As a special case, the last element of a structure with more than one named member may have an incomplete array type; this is called a flexible array member. In most situations, the flexible array member is ignored. In particular, the size of the structure is as if the flexible array member were omitted except that it may have more trailing padding than the omission would imply.

From this we learn that a flexible array member is an incomplete array type. We do not however learn in what situations the flexible array member is ignored, save for when calculating the size of the struct. "In most situations" isn't helpful and is the defect - this needed to be expanded to an exhaustive list, including the behavior of flexible array members when part of an initializer list. Otherwise one may assume that it behaves just like any other array of incomplete type.

C17 6.2.5/22:

An array type of unknown size is an incomplete type.

And then the rules for initialization say, C17 6.7.9:

The type of the entity to be initialized shall be an array of unknown size or a complete object type that is not a variable length array type.
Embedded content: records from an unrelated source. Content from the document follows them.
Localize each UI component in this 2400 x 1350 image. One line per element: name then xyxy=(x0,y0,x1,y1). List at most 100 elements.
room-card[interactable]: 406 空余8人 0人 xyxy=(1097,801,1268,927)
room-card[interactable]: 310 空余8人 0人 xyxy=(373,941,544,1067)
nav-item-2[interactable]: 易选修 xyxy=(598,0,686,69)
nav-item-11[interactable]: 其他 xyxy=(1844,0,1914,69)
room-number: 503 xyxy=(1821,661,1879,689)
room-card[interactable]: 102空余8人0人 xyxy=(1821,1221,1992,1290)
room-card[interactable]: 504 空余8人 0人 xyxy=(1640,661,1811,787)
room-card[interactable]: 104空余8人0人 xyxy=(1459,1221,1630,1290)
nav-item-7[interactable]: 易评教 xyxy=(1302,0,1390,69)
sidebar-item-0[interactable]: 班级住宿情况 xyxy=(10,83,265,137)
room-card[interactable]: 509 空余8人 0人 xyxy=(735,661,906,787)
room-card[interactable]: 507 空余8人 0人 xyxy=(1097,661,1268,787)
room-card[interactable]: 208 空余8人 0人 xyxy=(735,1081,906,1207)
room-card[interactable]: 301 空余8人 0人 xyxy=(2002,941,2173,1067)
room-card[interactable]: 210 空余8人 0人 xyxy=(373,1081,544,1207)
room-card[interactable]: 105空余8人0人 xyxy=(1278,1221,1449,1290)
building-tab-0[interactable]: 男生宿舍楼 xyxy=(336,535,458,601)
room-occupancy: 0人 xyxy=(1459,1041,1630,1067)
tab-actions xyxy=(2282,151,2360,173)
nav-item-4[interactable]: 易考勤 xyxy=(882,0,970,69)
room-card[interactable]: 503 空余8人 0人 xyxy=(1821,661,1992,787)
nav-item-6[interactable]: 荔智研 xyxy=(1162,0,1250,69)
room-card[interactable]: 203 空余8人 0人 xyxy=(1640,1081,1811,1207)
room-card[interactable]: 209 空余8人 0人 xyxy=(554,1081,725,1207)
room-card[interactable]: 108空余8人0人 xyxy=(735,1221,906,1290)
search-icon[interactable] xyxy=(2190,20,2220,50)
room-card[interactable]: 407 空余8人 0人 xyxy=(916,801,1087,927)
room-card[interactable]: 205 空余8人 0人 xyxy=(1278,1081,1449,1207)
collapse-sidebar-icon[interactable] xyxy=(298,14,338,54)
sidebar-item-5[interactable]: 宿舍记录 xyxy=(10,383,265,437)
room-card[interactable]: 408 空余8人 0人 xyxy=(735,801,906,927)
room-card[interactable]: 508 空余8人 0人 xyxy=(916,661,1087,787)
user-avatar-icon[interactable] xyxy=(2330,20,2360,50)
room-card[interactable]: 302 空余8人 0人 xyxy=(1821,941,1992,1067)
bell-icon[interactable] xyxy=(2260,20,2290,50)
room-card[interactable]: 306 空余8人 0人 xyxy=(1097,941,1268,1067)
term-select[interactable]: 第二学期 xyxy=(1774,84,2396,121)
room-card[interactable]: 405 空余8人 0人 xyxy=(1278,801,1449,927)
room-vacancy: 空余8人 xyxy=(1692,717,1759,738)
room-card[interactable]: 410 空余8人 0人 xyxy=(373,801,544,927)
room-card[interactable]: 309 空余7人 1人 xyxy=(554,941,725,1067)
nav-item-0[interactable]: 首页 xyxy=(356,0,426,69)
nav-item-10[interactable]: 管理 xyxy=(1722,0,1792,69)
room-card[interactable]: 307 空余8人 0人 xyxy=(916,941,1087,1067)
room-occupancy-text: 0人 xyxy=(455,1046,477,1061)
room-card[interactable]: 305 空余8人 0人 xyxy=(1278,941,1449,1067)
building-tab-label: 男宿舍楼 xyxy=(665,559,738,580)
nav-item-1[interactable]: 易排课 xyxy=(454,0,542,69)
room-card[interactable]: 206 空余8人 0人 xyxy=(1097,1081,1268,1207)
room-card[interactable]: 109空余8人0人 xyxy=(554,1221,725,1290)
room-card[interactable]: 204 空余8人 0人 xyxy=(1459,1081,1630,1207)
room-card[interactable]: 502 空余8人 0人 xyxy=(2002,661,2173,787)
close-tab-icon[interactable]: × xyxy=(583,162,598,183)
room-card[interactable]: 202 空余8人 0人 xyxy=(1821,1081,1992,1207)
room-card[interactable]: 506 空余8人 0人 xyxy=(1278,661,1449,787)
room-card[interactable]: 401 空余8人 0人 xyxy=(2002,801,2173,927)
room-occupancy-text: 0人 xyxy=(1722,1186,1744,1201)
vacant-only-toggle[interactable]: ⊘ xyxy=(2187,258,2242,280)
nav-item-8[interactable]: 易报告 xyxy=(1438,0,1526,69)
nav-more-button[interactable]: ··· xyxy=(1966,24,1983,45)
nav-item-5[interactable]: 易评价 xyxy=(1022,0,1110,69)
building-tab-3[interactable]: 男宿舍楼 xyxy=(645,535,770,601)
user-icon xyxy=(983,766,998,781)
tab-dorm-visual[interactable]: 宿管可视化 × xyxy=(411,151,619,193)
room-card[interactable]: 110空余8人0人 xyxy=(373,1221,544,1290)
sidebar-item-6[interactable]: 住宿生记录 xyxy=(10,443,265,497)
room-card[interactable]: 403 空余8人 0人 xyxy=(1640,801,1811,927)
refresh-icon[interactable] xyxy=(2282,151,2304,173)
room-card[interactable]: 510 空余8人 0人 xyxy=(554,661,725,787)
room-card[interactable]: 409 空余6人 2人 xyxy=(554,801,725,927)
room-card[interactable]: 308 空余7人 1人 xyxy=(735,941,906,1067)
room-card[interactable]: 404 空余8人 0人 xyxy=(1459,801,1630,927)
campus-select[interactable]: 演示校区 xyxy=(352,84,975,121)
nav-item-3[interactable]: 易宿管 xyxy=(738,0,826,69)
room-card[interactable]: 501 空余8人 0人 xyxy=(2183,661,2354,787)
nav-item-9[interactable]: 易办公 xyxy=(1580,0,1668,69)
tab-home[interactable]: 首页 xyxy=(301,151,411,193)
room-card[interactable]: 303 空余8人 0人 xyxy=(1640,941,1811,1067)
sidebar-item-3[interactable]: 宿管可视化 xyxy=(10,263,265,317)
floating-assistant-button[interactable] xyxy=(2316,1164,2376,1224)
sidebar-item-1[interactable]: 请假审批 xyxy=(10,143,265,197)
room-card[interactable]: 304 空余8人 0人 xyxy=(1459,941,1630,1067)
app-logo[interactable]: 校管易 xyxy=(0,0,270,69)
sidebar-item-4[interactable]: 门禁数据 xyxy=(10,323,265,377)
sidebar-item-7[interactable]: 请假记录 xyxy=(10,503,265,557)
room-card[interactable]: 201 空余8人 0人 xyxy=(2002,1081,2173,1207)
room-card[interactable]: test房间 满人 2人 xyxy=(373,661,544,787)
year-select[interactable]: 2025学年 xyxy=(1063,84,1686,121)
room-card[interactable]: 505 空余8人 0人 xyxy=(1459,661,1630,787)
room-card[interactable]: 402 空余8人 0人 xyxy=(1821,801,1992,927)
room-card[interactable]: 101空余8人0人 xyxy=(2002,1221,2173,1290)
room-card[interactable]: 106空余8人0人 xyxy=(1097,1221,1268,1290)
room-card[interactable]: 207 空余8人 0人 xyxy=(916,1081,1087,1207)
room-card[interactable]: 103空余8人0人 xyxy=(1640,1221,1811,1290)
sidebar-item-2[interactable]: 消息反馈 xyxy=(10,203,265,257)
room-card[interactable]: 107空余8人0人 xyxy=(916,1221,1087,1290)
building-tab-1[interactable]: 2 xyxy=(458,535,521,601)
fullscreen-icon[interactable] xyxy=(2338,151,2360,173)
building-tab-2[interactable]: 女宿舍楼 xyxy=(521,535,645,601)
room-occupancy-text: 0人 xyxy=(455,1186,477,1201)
So far there is no normative text saying that we are not allowed to provide an initializer for a flexible array member - on the contrary. The example in the question (C17 6.7.2.1 example 21) is not normative, since examples aren't normative in ISO standards. The example doesn't mention which constraint that is violated, nor does it mention where it says that the flexible array member must be ignored.

I suppose I'd probably file a DR about this.

Answer 3

You've omitted some important language in the example you quoted - here's the full text:

20 EXAMPLE 2 After the declaration:

struct s { int n; double d[]; };

the structure struct s has a flexible array member d. A typical way to use this is:

int m = /* some value */;
struct s *p = malloc(sizeof (struct s) + sizeof (double [m]));

and assuming that the call to malloc succeeds, the object pointed to by p behaves, for most purposes, as if p had been declared as:

struct { int n; double d[m]; } *p;

(there are circumstances in which this equivalence is broken; in particular, the offsets of member d might not be the same).

IOW, flexible array members only really come into play if you allocate the struct instance dynamically and allocate additional space for the array member.

A flexible array member has no size, so it doesn't contribute to the size of the struct type - that is, the result of sizeof (struct s) evaluates to the size of the type without the array.

Answer 4

IMO it is because sizeof of the initialized this way struct cannot be determined in another compilation unit when the struct is declared as extern.